Sunday, November 4, 2012

November fourth (this will end up being a multi-day long-as-fuck post, sorry)

This might not make sense for several days fyi ( I know it's going to take more than one 15min session) and it will be long by the time I'm done, I'm sure.

Well, I slept in yesterday and did not have time to do the lamp before I got to my sister's house. I don't know if the lamp is working but, I guess, I need to give it more time.

Today I'm going to talk about dreams I've had over the weekend.

Yesterday I dreamt about binging on coffee roll donuts. It was a really weird dream because my step-dad was there and I was living with him and my mother again...kind of. I have a recurring dream regarding apartments and in the dream I had my own place. It reminded me of my efficiency now because of the size but it must've had a bedroom because you couldn't see it or the bathroom door from the front door.

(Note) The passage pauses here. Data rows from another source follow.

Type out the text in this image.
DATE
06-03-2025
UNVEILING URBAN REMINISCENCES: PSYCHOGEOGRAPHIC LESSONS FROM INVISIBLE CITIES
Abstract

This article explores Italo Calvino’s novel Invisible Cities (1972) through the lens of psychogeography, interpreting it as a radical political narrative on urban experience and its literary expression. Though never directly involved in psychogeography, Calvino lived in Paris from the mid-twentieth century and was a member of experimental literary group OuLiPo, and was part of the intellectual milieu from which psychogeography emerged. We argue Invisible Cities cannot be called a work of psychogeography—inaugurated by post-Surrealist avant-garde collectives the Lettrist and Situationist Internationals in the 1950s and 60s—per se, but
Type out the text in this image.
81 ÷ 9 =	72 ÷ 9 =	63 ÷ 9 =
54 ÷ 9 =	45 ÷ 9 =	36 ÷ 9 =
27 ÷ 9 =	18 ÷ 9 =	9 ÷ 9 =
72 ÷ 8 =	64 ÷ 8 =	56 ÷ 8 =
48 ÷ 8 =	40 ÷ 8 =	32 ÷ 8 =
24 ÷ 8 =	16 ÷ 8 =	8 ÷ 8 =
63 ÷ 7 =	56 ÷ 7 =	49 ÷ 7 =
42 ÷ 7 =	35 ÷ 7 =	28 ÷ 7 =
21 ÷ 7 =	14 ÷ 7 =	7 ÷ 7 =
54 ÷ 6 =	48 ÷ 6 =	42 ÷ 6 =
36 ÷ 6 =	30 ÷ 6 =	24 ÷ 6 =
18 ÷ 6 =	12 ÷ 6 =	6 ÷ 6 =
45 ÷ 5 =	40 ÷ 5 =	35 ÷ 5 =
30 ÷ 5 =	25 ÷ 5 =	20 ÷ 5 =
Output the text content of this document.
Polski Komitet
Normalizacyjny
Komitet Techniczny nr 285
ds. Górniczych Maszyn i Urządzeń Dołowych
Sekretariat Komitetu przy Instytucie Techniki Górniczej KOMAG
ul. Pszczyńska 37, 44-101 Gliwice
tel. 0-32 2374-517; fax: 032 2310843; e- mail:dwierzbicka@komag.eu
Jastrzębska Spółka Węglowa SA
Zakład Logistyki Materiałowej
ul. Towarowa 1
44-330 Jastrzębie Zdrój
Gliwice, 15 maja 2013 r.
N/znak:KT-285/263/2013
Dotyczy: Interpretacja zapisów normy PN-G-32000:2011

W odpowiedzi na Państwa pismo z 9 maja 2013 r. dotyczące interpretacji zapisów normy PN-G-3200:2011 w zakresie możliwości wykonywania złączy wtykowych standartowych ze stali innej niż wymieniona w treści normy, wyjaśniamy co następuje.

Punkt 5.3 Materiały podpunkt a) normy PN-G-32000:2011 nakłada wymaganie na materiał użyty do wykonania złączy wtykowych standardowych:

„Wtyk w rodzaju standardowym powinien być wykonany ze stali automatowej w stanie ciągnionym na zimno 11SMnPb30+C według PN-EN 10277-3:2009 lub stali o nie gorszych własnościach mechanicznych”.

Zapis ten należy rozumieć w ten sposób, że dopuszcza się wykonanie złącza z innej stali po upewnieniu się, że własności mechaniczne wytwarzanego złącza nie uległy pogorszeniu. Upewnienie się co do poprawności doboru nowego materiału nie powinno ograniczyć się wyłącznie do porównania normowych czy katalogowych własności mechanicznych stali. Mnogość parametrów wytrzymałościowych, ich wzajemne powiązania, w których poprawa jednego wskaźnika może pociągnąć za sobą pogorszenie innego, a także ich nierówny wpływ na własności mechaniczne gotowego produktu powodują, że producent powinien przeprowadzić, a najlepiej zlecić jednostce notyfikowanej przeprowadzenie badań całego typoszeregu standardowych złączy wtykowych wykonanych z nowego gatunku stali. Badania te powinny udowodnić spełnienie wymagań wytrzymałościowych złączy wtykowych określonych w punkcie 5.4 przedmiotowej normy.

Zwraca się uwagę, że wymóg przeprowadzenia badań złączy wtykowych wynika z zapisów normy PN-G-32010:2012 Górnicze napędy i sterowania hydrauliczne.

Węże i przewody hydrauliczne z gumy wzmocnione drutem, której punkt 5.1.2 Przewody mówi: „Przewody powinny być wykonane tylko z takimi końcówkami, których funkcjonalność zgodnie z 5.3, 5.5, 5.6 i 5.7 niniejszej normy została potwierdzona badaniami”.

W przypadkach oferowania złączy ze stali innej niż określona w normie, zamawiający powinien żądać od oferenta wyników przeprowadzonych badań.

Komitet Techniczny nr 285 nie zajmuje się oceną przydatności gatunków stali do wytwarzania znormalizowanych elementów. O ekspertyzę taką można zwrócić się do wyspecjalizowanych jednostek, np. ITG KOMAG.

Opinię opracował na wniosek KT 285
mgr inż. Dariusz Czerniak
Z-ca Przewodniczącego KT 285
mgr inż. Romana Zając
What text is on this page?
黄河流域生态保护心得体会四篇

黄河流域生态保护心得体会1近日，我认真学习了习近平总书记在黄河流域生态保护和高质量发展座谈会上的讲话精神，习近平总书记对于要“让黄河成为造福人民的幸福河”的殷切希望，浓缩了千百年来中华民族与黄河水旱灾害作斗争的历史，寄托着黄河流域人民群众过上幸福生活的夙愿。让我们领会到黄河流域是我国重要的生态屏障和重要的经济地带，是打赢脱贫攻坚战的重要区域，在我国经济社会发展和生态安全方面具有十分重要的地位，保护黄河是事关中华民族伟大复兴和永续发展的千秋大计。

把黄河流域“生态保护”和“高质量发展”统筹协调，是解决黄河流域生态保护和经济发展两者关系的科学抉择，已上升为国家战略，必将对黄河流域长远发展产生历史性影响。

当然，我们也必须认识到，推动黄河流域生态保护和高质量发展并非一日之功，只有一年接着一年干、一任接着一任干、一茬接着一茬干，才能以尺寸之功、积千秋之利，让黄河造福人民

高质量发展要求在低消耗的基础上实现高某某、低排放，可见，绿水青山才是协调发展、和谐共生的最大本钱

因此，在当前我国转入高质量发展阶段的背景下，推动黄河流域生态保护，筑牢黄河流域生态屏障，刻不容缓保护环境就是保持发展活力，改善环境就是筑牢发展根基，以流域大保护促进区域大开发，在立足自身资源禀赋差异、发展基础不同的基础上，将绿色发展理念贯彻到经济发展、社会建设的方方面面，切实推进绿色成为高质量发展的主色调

Today I dreamed I upset my mom because I told her I could explain the policy regarding visitors on the pediatric unit. My mom was working with me I guess, or she was a person that very much so reminded me of my mom. I started explaining the why's only three visitors could go back at a time and trying to tell the visitor the rest of the individuals could not go back. I was already allowing four visitors into the room because one of them was a young child. But the person wasn't respecting/understanding the rule and I kept having to reiterate it in different ways. In the midst of this my mom started speaking over me and trying to tell the lady the policy and I told her 'I have this, I'm in the midst of explaining it, please don't talk over me'. She got soooo mad she took her box of cereal (?) and left to go to another floor. The lady looked at me like I was wrong and I tried to say this was a common thing for her to do. When I went over to the table she had left the bowl of honey grahams she had poured on the counter. I looked at it and thought of what a ditz she was.

It was definitely a work centered dream so it was almost a relief of sorts, lol. It probably had a spin off of Sandy because there was a dejavue feel between the 'days' in the dream. The other part of the dream included my coworker that works the night shift. She is a nice person but I spend most days frustrated with her because she doesn't do her job. She was having issues regarding other people at work/in the community (I'm not sure) and she ended up trying to report it to work each day. One of the days she was saying something to the supervisor that particular shift and she hung up upset. The essence of this conversation...

I have this thing going on with my forehead. It's not a breakout per say but I'm hoping it's not a rash. I'm on a medication known to cause rashes that are serious. I'm thinking this is not that but I'm not telling my doctor either. Even the inkling of a rash means she'll take me off the med cold turkey. I've done this before with a sister med and it wasn't pretty. Also, I'm scared the reaction will be bad because the medication mitght also be working.